14. The process according to claim 7, wherein aids (V) are present and are antioxidants, light stabilizers, emulsifiers, fillers, plasticizers, pigments, silica sols, aluminum, clay, dispersions, flow enhancers, or thixotropic agents.

15. The process according to claim 7, wherein cosmetic additives (VI) are present and are flavorings and aroma substances, abrasives, dyes, sweeteners, fluoride compounds, or tooth whiteners.

16. The process according to claim 7, wherein the foam comprises 80 to 99.8% by weight of the polyurethane-urea (I), 0 to 10% by weight of one or more foam stabilizers (II), 0 to 10% by weight of one or more crosslinkers (III), 0 to 10% by weight of one or more thickeners (IV), 0 to 10% by weight of one or more aids (V), and 0.1 to 20% by weight of one or more cosmetic additives (VI), with the sum being based on the non-volatile fractions of components (I) to (VI), and in which the sum of the individual components (I) to (VI) totals 100% by weight.

17. The process according to claim 7, wherein the foam comprise 80 to 99.5% by weight of the polyurethane-urea (I), 0 to 10% by weight of one or more foam stabilizers (II), 0 to 10% by weight of one or more crosslinkers (III), 0 to 10% by weight of one or more thickeners (IV), 0 to 10% by weight of one or more aids (V), and 0.1 to 15% by weight of one or more cosmetic additives (VI), with the sum being based on the non-volatile fractions of components (I) to (VI), and in which the sum of the individual components (I) to (VI) totals 100% by weight.

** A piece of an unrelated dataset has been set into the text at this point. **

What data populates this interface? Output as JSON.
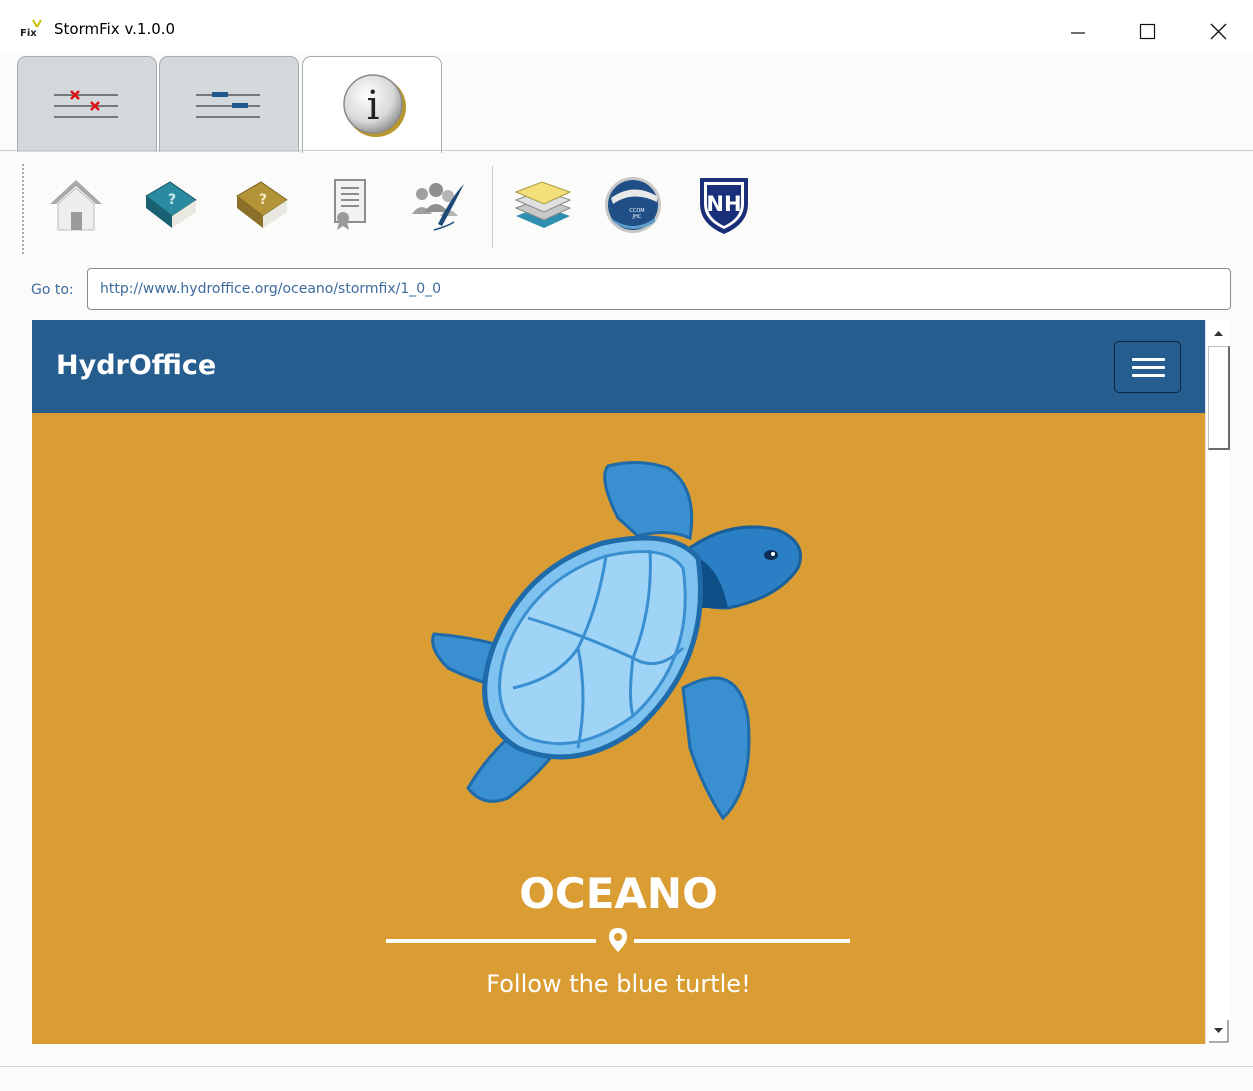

18. The process according to claim 7, wherein the foam comprise 80 to 99.5% by weight of the polyurethane-urea (I), 0 to 10% by weight of one or more foam stabilizers (II), 0.1 to 10% by weight of one or more crosslinkers (III), 0.1 to 10% by weight of one or more thickeners (IV), 0.1 to 10% by weight of one or more aids (V), and 0.1 to 15% by weight of one or more cosmetic additives (VI), with the sum being based on the non-volatile fractions of components (I) to (VI), and in which the sum of the individual components (I) to (VI) totals 100% by weight.

19. The process according to claim 1, wherein the foam has a thickness of 1 mm to 100 mm.

20. The process according to claim 1, wherein the foam has a thickness of 1 mm to 50 mm.